2.6 easy to expand capacity
It is much easy to add a new node to expand capacity for the shared application file system with small or no downtime.

3. Disadvantages for the shared application file system
Only concern is that as the codebase is on the shared storage media, in case the shared storage media fails, the whole system gone. As we are not using the local disk for the application codebase now, storage media failure will create a problem too.

4. Concerns
4.1 NFS mount is slower for running rm and tar commands. However, we only need to run these commands during cloning or server migration. For the cloning part, as we only need to run from one node rather than from four nodes, the slowness is not a problem.

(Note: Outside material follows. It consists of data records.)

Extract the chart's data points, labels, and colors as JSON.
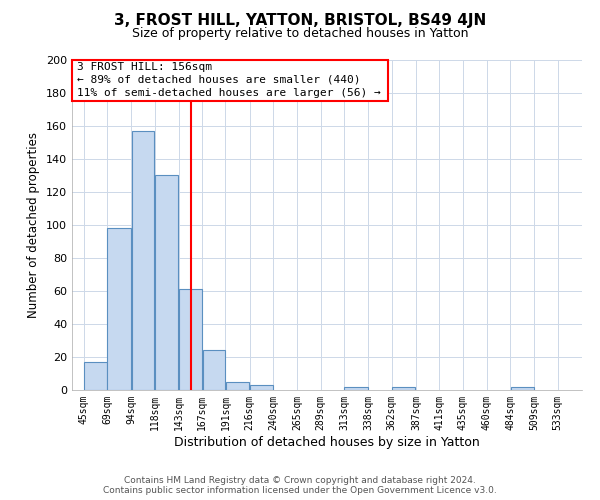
{
  "title": "3, FROST HILL, YATTON, BRISTOL, BS49 4JN",
  "subtitle": "Size of property relative to detached houses in Yatton",
  "xlabel": "Distribution of detached houses by size in Yatton",
  "ylabel": "Number of detached properties",
  "bar_left_edges": [
    45,
    69,
    94,
    118,
    143,
    167,
    191,
    216,
    240,
    265,
    289,
    313,
    338,
    362,
    387,
    411,
    435,
    460,
    484,
    509
  ],
  "bar_widths": [
    24,
    25,
    24,
    25,
    24,
    24,
    25,
    24,
    25,
    24,
    24,
    25,
    24,
    25,
    24,
    24,
    25,
    24,
    25,
    24
  ],
  "bar_heights": [
    17,
    98,
    157,
    130,
    61,
    24,
    5,
    3,
    0,
    0,
    0,
    2,
    0,
    2,
    0,
    0,
    0,
    0,
    2,
    0
  ],
  "bar_color": "#c6d9f0",
  "bar_edgecolor": "#5a8fc0",
  "tick_labels": [
    "45sqm",
    "69sqm",
    "94sqm",
    "118sqm",
    "143sqm",
    "167sqm",
    "191sqm",
    "216sqm",
    "240sqm",
    "265sqm",
    "289sqm",
    "313sqm",
    "338sqm",
    "362sqm",
    "387sqm",
    "411sqm",
    "435sqm",
    "460sqm",
    "484sqm",
    "509sqm",
    "533sqm"
  ],
  "tick_positions": [
    45,
    69,
    94,
    118,
    143,
    167,
    191,
    216,
    240,
    265,
    289,
    313,
    338,
    362,
    387,
    411,
    435,
    460,
    484,
    509,
    533
  ],
  "red_line_x": 156,
  "ylim": [
    0,
    200
  ],
  "xlim": [
    33,
    558
  ],
  "annotation_title": "3 FROST HILL: 156sqm",
  "annotation_line1": "← 89% of detached houses are smaller (440)",
  "annotation_line2": "11% of semi-detached houses are larger (56) →",
  "footer_line1": "Contains HM Land Registry data © Crown copyright and database right 2024.",
  "footer_line2": "Contains public sector information licensed under the Open Government Licence v3.0.",
  "background_color": "#ffffff",
  "grid_color": "#cdd8e8"
}
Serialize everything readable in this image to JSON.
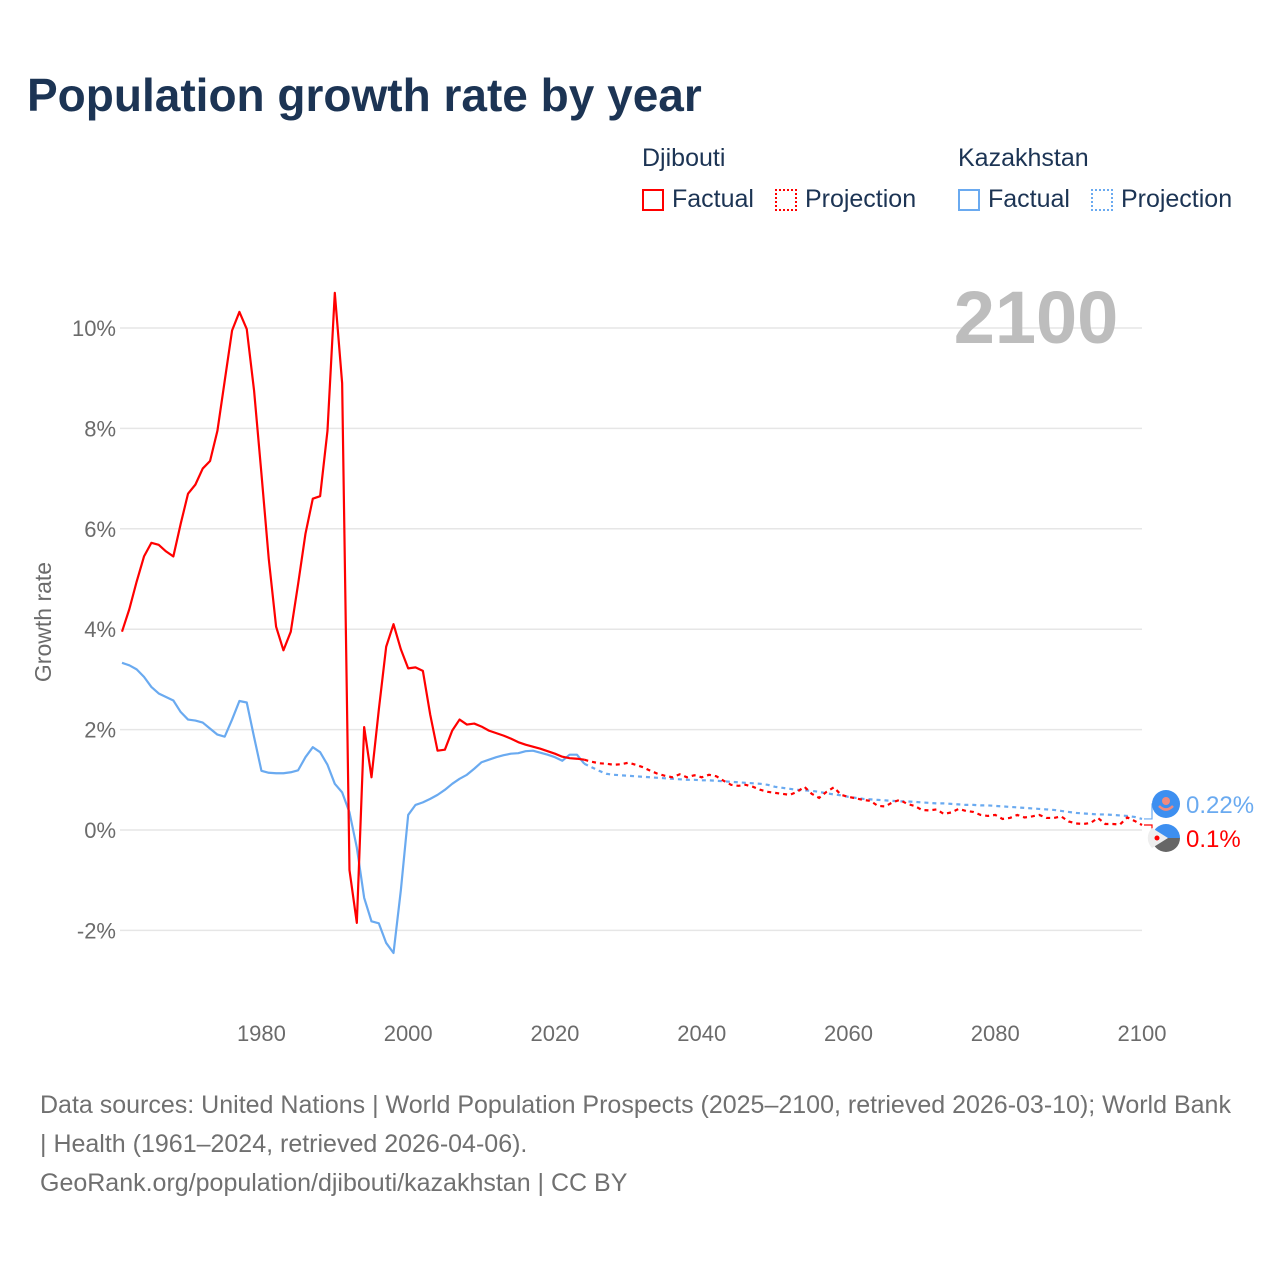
{
  "title": "Population growth rate by year",
  "legend": {
    "groups": [
      {
        "name": "Djibouti",
        "color": "#ff0000",
        "factual_label": "Factual",
        "projection_label": "Projection"
      },
      {
        "name": "Kazakhstan",
        "color": "#6aaaf0",
        "factual_label": "Factual",
        "projection_label": "Projection"
      }
    ]
  },
  "chart_data": {
    "type": "line",
    "title": "Population growth rate by year",
    "xlabel": "",
    "ylabel": "Growth rate",
    "xlim": [
      1961,
      2100
    ],
    "ylim": [
      -3,
      11
    ],
    "x_ticks": [
      1980,
      2000,
      2020,
      2040,
      2060,
      2080,
      2100
    ],
    "y_ticks": [
      -2,
      0,
      2,
      4,
      6,
      8,
      10
    ],
    "y_tick_labels": [
      "-2%",
      "0%",
      "2%",
      "4%",
      "6%",
      "8%",
      "10%"
    ],
    "current_year_label": "2100",
    "grid": true,
    "series": [
      {
        "name": "Djibouti",
        "color": "#ff0000",
        "end_label": "0.1%",
        "factual": {
          "start_year": 1961,
          "values": [
            3.95,
            4.4,
            4.95,
            5.45,
            5.72,
            5.68,
            5.55,
            5.45,
            6.1,
            6.7,
            6.88,
            7.2,
            7.35,
            7.95,
            8.95,
            9.95,
            10.32,
            9.98,
            8.75,
            7.1,
            5.4,
            4.05,
            3.58,
            3.95,
            4.9,
            5.9,
            6.6,
            6.65,
            7.95,
            10.7,
            8.9,
            -0.8,
            -1.85,
            2.05,
            1.05,
            2.4,
            3.65,
            4.1,
            3.6,
            3.22,
            3.24,
            3.17,
            2.3,
            1.58,
            1.6,
            1.98,
            2.2,
            2.1,
            2.12,
            2.06,
            1.98,
            1.93,
            1.88,
            1.82,
            1.75,
            1.7,
            1.66,
            1.62,
            1.57,
            1.52,
            1.46,
            1.43,
            1.42,
            1.4
          ]
        },
        "projection": {
          "start_year": 2025,
          "values": [
            1.36,
            1.33,
            1.32,
            1.3,
            1.31,
            1.34,
            1.3,
            1.25,
            1.18,
            1.12,
            1.08,
            1.05,
            1.11,
            1.05,
            1.09,
            1.05,
            1.1,
            1.07,
            0.98,
            0.9,
            0.88,
            0.9,
            0.86,
            0.8,
            0.76,
            0.74,
            0.72,
            0.7,
            0.76,
            0.86,
            0.72,
            0.64,
            0.76,
            0.85,
            0.7,
            0.66,
            0.63,
            0.6,
            0.58,
            0.48,
            0.47,
            0.55,
            0.6,
            0.52,
            0.48,
            0.4,
            0.39,
            0.41,
            0.32,
            0.35,
            0.42,
            0.38,
            0.36,
            0.3,
            0.28,
            0.3,
            0.22,
            0.24,
            0.3,
            0.25,
            0.27,
            0.3,
            0.24,
            0.24,
            0.27,
            0.17,
            0.13,
            0.12,
            0.14,
            0.24,
            0.12,
            0.12,
            0.11,
            0.25,
            0.18,
            0.1
          ]
        }
      },
      {
        "name": "Kazakhstan",
        "color": "#6aaaf0",
        "end_label": "0.22%",
        "factual": {
          "start_year": 1961,
          "values": [
            3.33,
            3.28,
            3.2,
            3.05,
            2.85,
            2.72,
            2.65,
            2.58,
            2.35,
            2.2,
            2.18,
            2.14,
            2.02,
            1.9,
            1.86,
            2.2,
            2.57,
            2.54,
            1.85,
            1.18,
            1.14,
            1.13,
            1.13,
            1.15,
            1.19,
            1.45,
            1.65,
            1.55,
            1.3,
            0.92,
            0.75,
            0.35,
            -0.35,
            -1.35,
            -1.82,
            -1.86,
            -2.25,
            -2.45,
            -1.2,
            0.3,
            0.5,
            0.55,
            0.62,
            0.7,
            0.8,
            0.92,
            1.02,
            1.1,
            1.22,
            1.35,
            1.4,
            1.45,
            1.49,
            1.52,
            1.53,
            1.57,
            1.58,
            1.54,
            1.5,
            1.45,
            1.38,
            1.5,
            1.5,
            1.32
          ]
        },
        "projection": {
          "start_year": 2025,
          "values": [
            1.25,
            1.18,
            1.12,
            1.1,
            1.09,
            1.08,
            1.07,
            1.06,
            1.05,
            1.04,
            1.03,
            1.02,
            1.01,
            1.0,
            1.0,
            0.99,
            0.99,
            0.98,
            0.97,
            0.96,
            0.95,
            0.94,
            0.93,
            0.92,
            0.9,
            0.86,
            0.84,
            0.82,
            0.8,
            0.79,
            0.78,
            0.76,
            0.73,
            0.71,
            0.69,
            0.66,
            0.64,
            0.62,
            0.61,
            0.6,
            0.59,
            0.58,
            0.57,
            0.57,
            0.56,
            0.55,
            0.54,
            0.53,
            0.53,
            0.52,
            0.51,
            0.5,
            0.5,
            0.49,
            0.49,
            0.48,
            0.47,
            0.46,
            0.45,
            0.44,
            0.43,
            0.42,
            0.41,
            0.4,
            0.38,
            0.36,
            0.34,
            0.33,
            0.32,
            0.31,
            0.31,
            0.3,
            0.29,
            0.28,
            0.26,
            0.22
          ]
        }
      }
    ]
  },
  "footer": {
    "sources": "Data sources: United Nations | World Population Prospects (2025–2100, retrieved 2026-03-10); World Bank | Health (1961–2024, retrieved 2026-04-06).",
    "attribution": "GeoRank.org/population/djibouti/kazakhstan | CC BY"
  }
}
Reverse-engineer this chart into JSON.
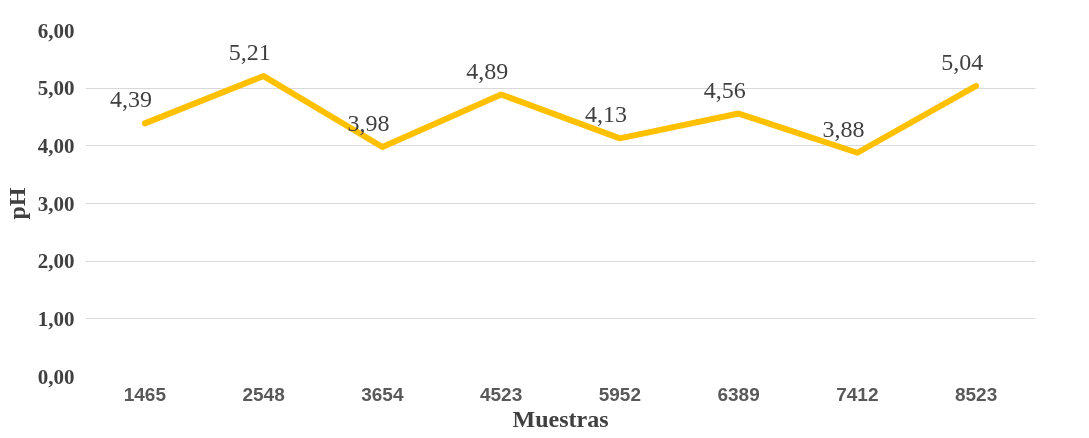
{
  "chart_data": {
    "type": "line",
    "xlabel": "Muestras",
    "ylabel": "pH",
    "categories": [
      "1465",
      "2548",
      "3654",
      "4523",
      "5952",
      "6389",
      "7412",
      "8523"
    ],
    "series": [
      {
        "color": "#ffc000",
        "values": [
          4.39,
          5.21,
          3.98,
          4.89,
          4.13,
          4.56,
          3.88,
          5.04
        ],
        "value_labels": [
          "4,39",
          "5,21",
          "3,98",
          "4,89",
          "4,13",
          "4,56",
          "3,88",
          "5,04"
        ]
      }
    ],
    "ylim": [
      0,
      6
    ],
    "yticks": [
      {
        "value": 0,
        "label": "0,00"
      },
      {
        "value": 1,
        "label": "1,00"
      },
      {
        "value": 2,
        "label": "2,00"
      },
      {
        "value": 3,
        "label": "3,00"
      },
      {
        "value": 4,
        "label": "4,00"
      },
      {
        "value": 5,
        "label": "5,00"
      },
      {
        "value": 6,
        "label": "6,00"
      }
    ],
    "grid": "y",
    "marker": "none",
    "line_style": "solid"
  }
}
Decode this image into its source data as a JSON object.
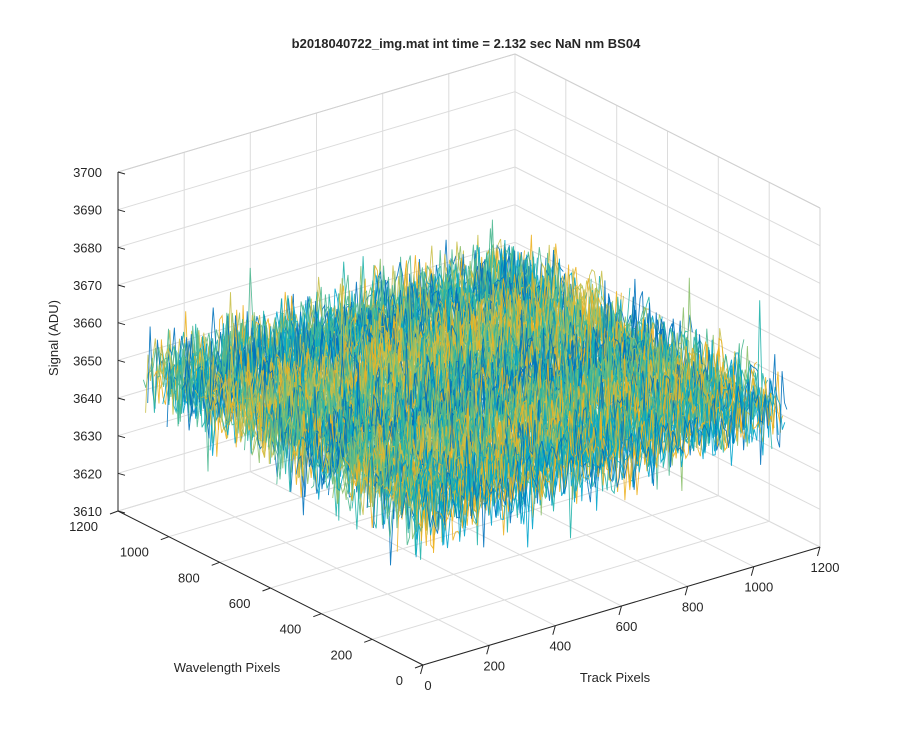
{
  "chart_data": {
    "type": "surface",
    "title": "b2018040722_img.mat int time = 2.132 sec  NaN nm BS04",
    "xlabel": "Track Pixels",
    "ylabel": "Wavelength Pixels",
    "zlabel": "Signal (ADU)",
    "xlim": [
      0,
      1200
    ],
    "ylim": [
      0,
      1200
    ],
    "zlim": [
      3610,
      3700
    ],
    "xticks": [
      "0",
      "200",
      "400",
      "600",
      "800",
      "1000",
      "1200"
    ],
    "yticks": [
      "0",
      "200",
      "400",
      "600",
      "800",
      "1000",
      "1200"
    ],
    "zticks": [
      "3610",
      "3620",
      "3630",
      "3640",
      "3650",
      "3660",
      "3670",
      "3680",
      "3690",
      "3700"
    ],
    "x_extent": [
      0,
      1100
    ],
    "y_extent": [
      0,
      1100
    ],
    "z_mean": 3650,
    "z_range": [
      3620,
      3690
    ],
    "grid": true,
    "colormap": [
      "#0072bd",
      "#00a4cc",
      "#20b2aa",
      "#4cb890",
      "#8cc06c",
      "#c9c04a",
      "#edb120"
    ]
  }
}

4.2 Cloning before PROD got shared application file system implementation
We will keep the original mounting points. In case we need to clone DEV/INT/GOLD, we will follow the current procedure. After PROD implementation, we will update the clone procedure.

5. pre-requisites
5.1 need new shared mounting point: /mnt/appldev, /mnt/applmgr, /mnt/applprod etc with a disk space size of 75GB for each environment.
5.2 create appldev, applmgr, applprod user on current web/forms tier
5.3 create /opt/oracle/appldev, applmgr, applprod on all apps nodes.

6. plan
After the pre-requisites met, we can begin the implementation. For PTCH, I spent about 13 hours. We could shorten the downtime more. Also, we do not need to shutdown database. We also have easy fall back plan in case the shared application file system approach does not work.

We will start from DEV and then GOLD. Let us test it on GOLD for about 2 months before migrating into PROD. As we do not have any code changes, we do not need a full cycle for testing.

Some background: web/forms/MWA tier: two nodes; concurrent manager/admin server: tow nodes; RAC database: two nodes.